En l’espèce, Madame [E] [Z] ne conteste pas le bien-fondé de la créance. Elle a bénéficié d’une remise partielle de sa dette auprès de la CRA, laquelle a décidé de faire partiellement droit à la demande de la requérante à hauteur de 1 231, 12 euros et de réduire l’indu réclamé au montant de 1 200 euros.
Cette décision de remise partielle a été prise au vu des déclarations faites par Madame [Z] sur le formulaire d’enquête sociale qui lui a été adressé par la caisse et qu’elle a retourné, ainsi qu’au vu des pièces justificatives jointes à ce formulaire.
Madame [Z] indique avoir contracté deux crédits à la consommation, dont les échéances mensuelles respectives s’élèvent à 186,37 euros et 105 euros et conteste le fait que la caisse a pris en compte uniquement la mensualité d’un des deux crédits à la consommation souscrit.
Madame [Z] justifie de l’existence de deux crédits à la consommation souscrits auprès de la Caisse d’Epargne et du paiement de la mensualité d’un montant de 105 euros ainsi que de celle de 186,37 euros (Annexes 4 et 5 de Maître [Y]), contrairement aux dires de la caisse qui indique que le crédit dont l’échéance de 105 euros n’est pas justifié.

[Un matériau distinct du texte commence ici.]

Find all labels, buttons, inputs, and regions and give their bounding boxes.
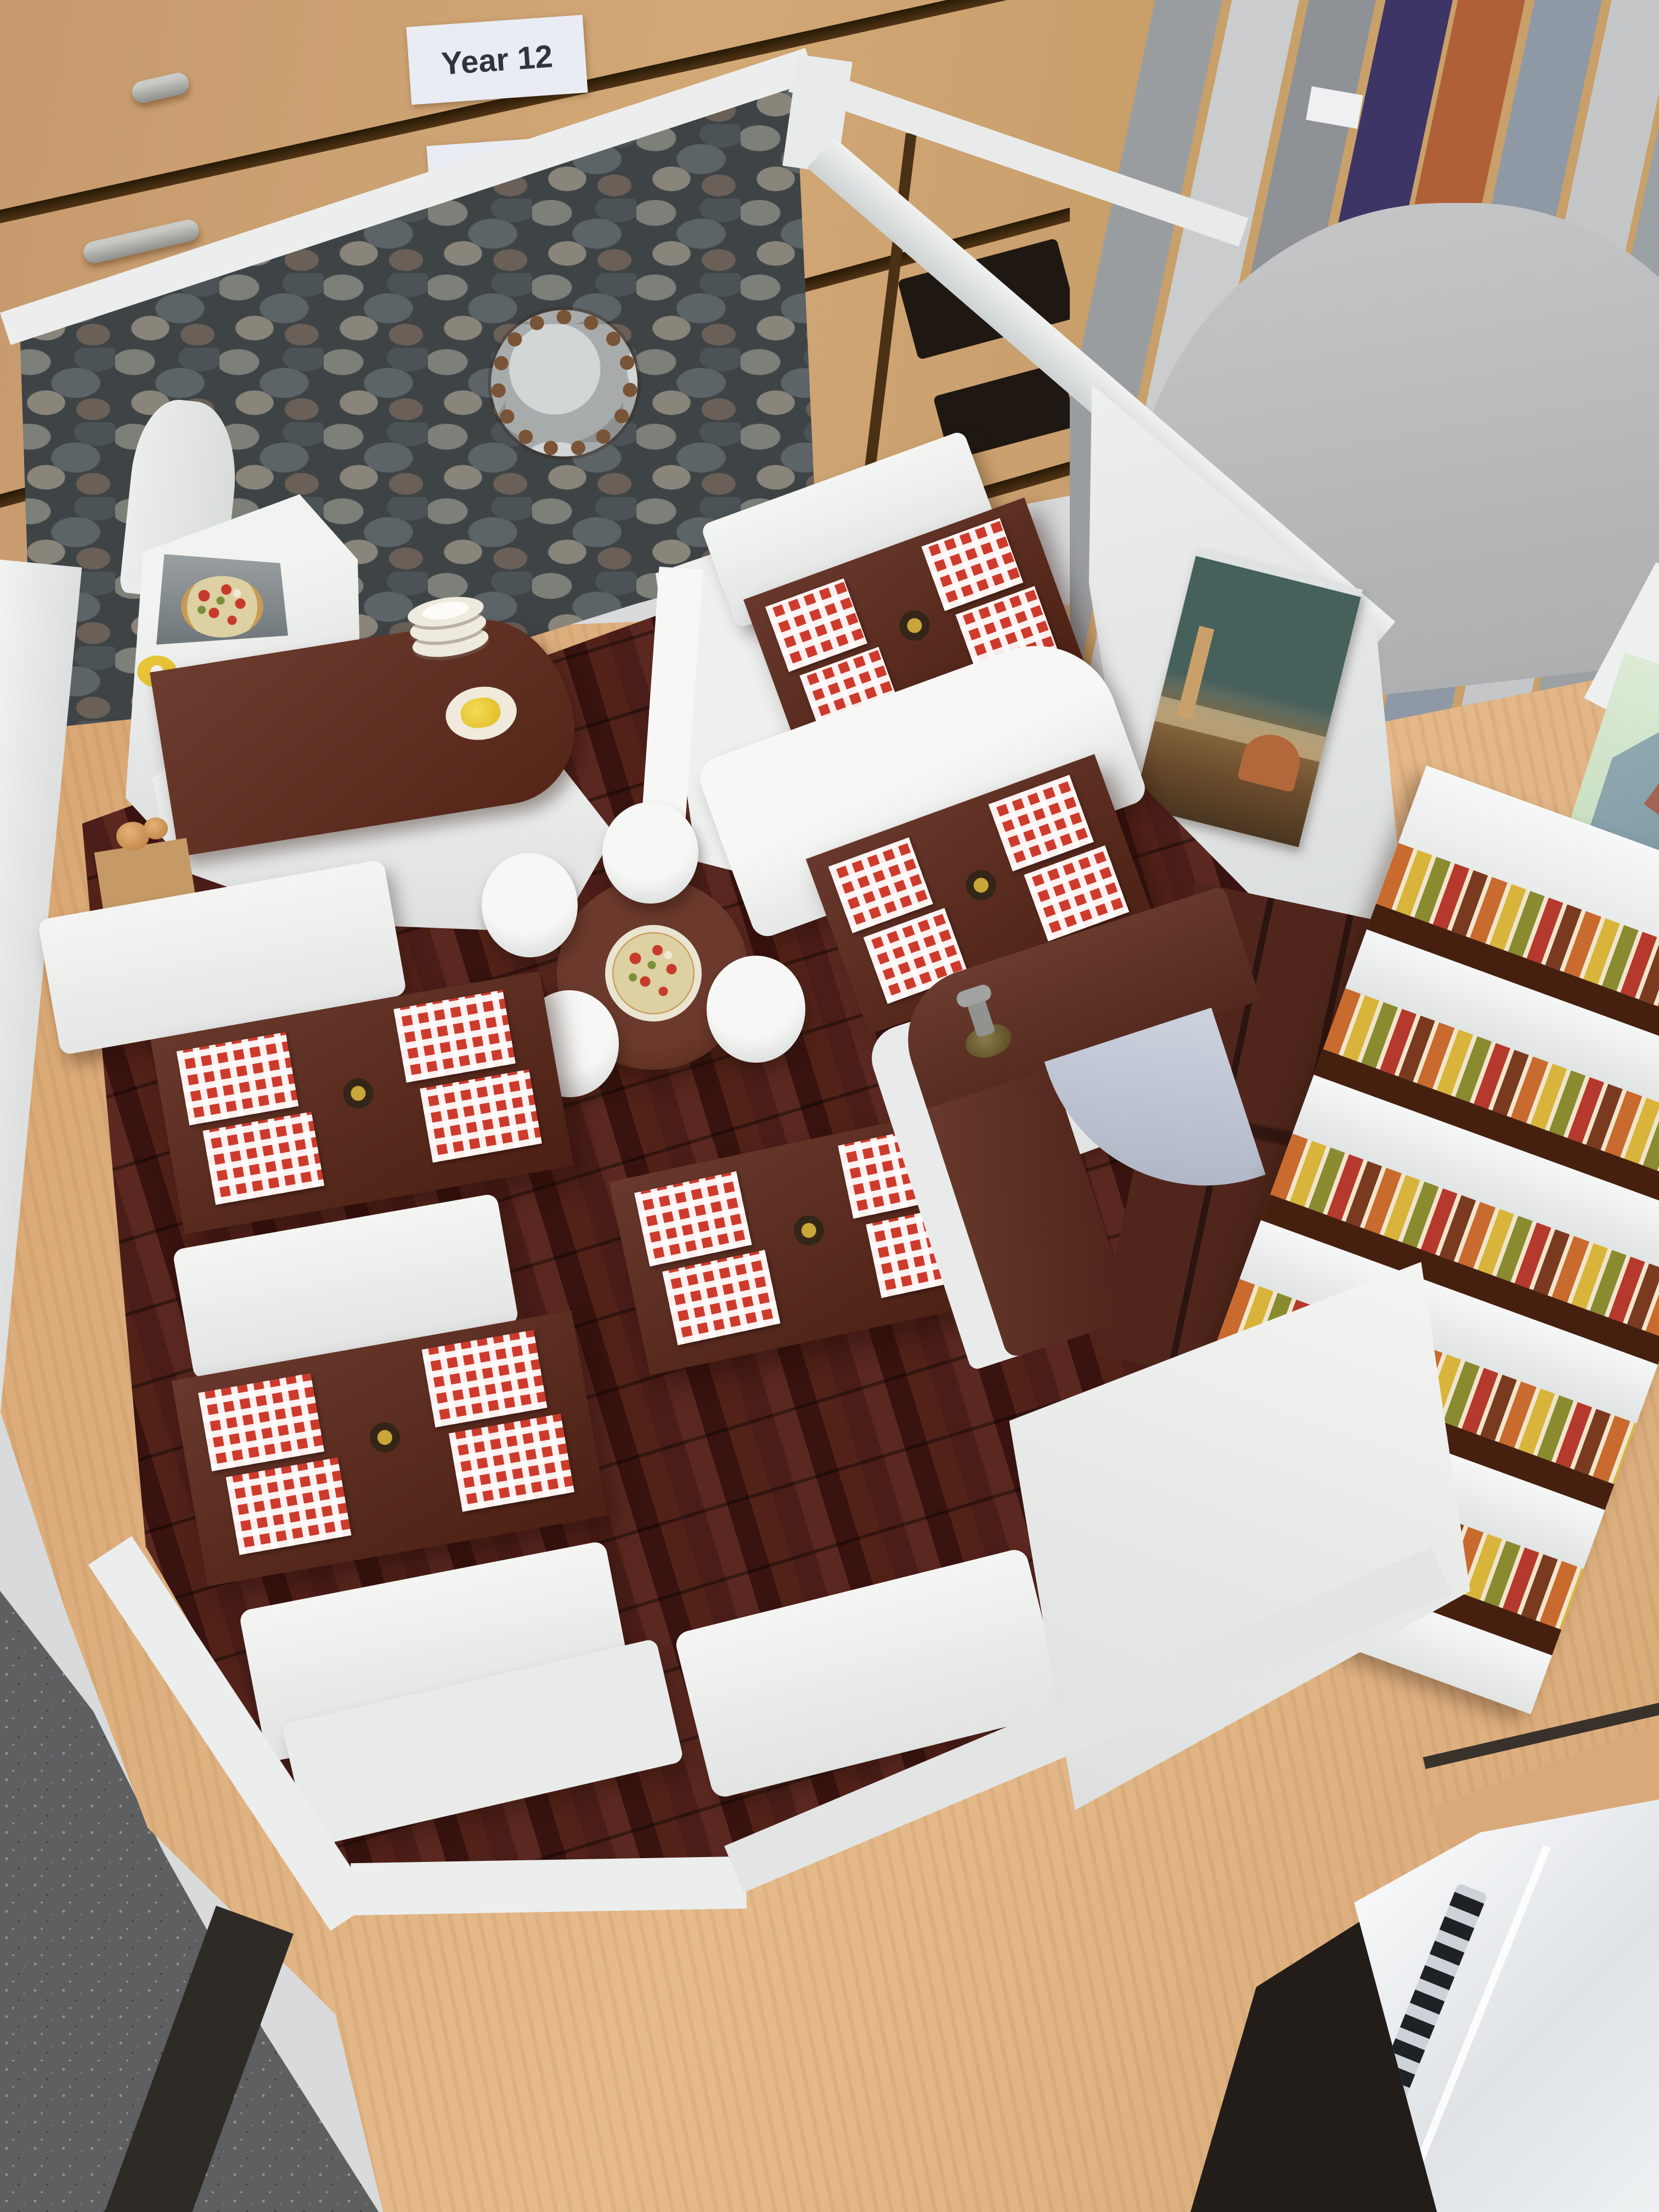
pizza — [612, 932, 695, 1014]
photo-scene: Year 12 Year 11 — [0, 0, 1659, 2212]
wall-mirror — [491, 310, 637, 456]
table-centerpiece — [892, 603, 937, 648]
bread-loaf — [144, 817, 168, 839]
model-base-edge — [351, 1857, 747, 1916]
drawer-handle — [130, 71, 191, 105]
table-centerpiece — [338, 1073, 379, 1113]
white-stool — [707, 956, 805, 1063]
gingham-placemat — [394, 990, 516, 1083]
gingham-placemat — [420, 1069, 541, 1163]
table-centerpiece — [958, 863, 1003, 908]
white-stool — [602, 802, 698, 904]
white-stool — [482, 853, 578, 957]
gingham-placemat — [225, 1458, 351, 1555]
gingham-placemat — [421, 1330, 547, 1427]
pasta-food — [459, 695, 503, 731]
gingham-placemat — [449, 1414, 574, 1511]
pizza-in-oven — [181, 576, 263, 637]
drawer-label-year-12: Year 12 — [406, 15, 588, 105]
pasta-plate — [442, 682, 520, 745]
gingham-placemat — [634, 1171, 752, 1266]
gingham-placemat — [202, 1111, 324, 1205]
gingham-placemat — [662, 1250, 780, 1345]
table-centerpiece — [364, 1417, 405, 1458]
gingham-placemat — [199, 1373, 324, 1471]
table-centerpiece — [788, 1209, 830, 1251]
pizza-board — [605, 925, 702, 1022]
pizza-oven-mouth — [156, 554, 288, 645]
gingham-placemat — [177, 1032, 298, 1125]
drawer-label-year-12-text: Year 12 — [440, 37, 554, 82]
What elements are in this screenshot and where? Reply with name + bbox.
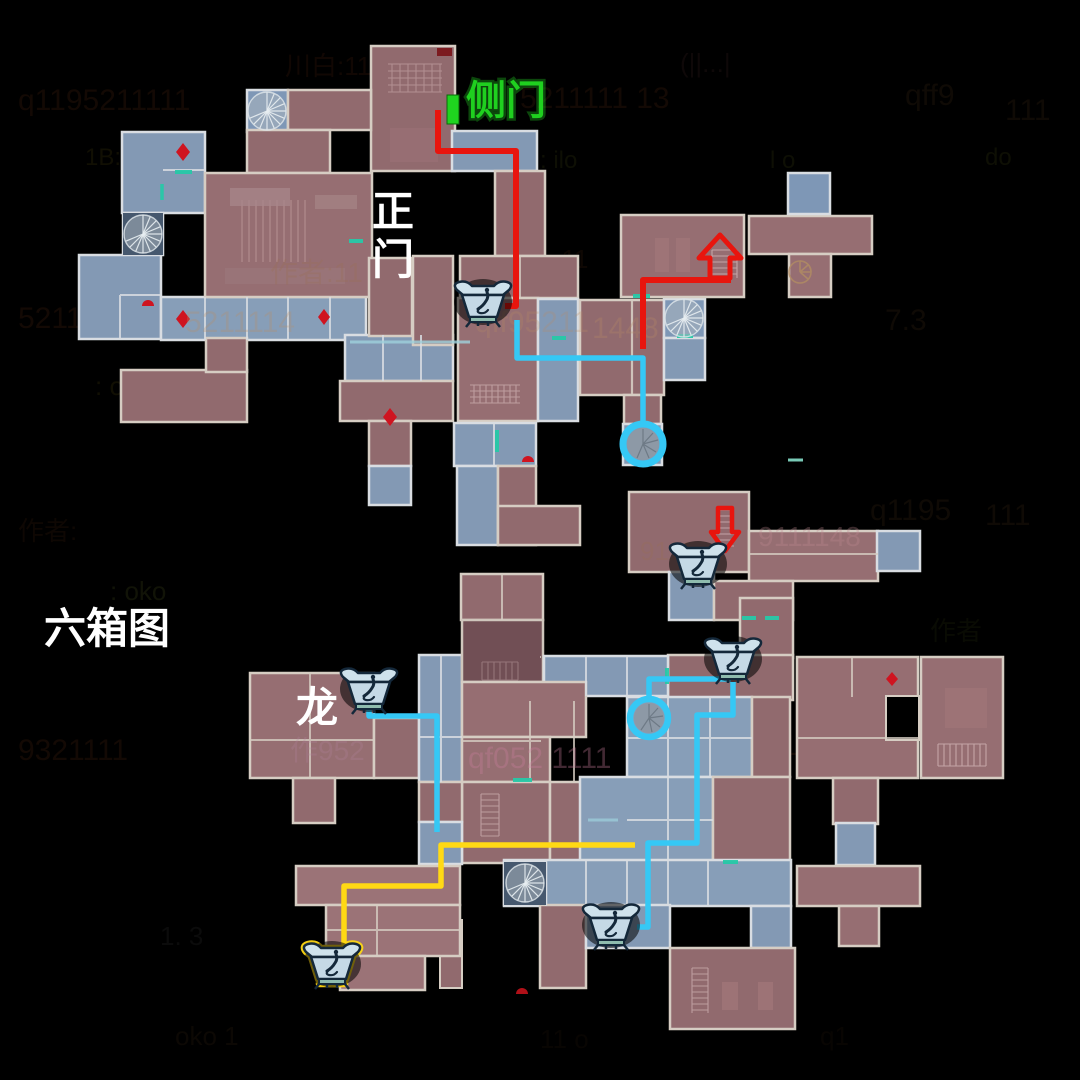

En effet, lors de l’enquête sociale, la requérante a omis de déclarer ce crédit. Il s’agit donc d’un élément nouveau à prendre en compte.
La Caisse indique de son côté avoir omis de prendre en compte le montant mensuel de sa retraite complémentaire, ce qui a été à l’avantage de la requérante.
Le tribunal constate que la requérante ne conteste pas le bien-fondé de l’indu et qu’elle produit les mêmes pièces, hormis le second prêt à la consommation d’une mensualité de 105 euros, que celles qui ont servi à la CRA pour prendre sa décision de remise partielle.
Le tribunal constate egalement que dans ca décision, la CRA a retenu une pension de retraite à hauteur de 747 euros et que la caisse ne justifie pas de l’existence d’une retraite complémentaire qui n’aurait pas été prise en compte.
Il ressort de l’avis d’impôt établi en 2022 et produit par l’assurée que son revenu fiscal de référence est 9 998 euros, soit un revenu mensuel de 833 euros, ce qui fait une différence de 86 euros.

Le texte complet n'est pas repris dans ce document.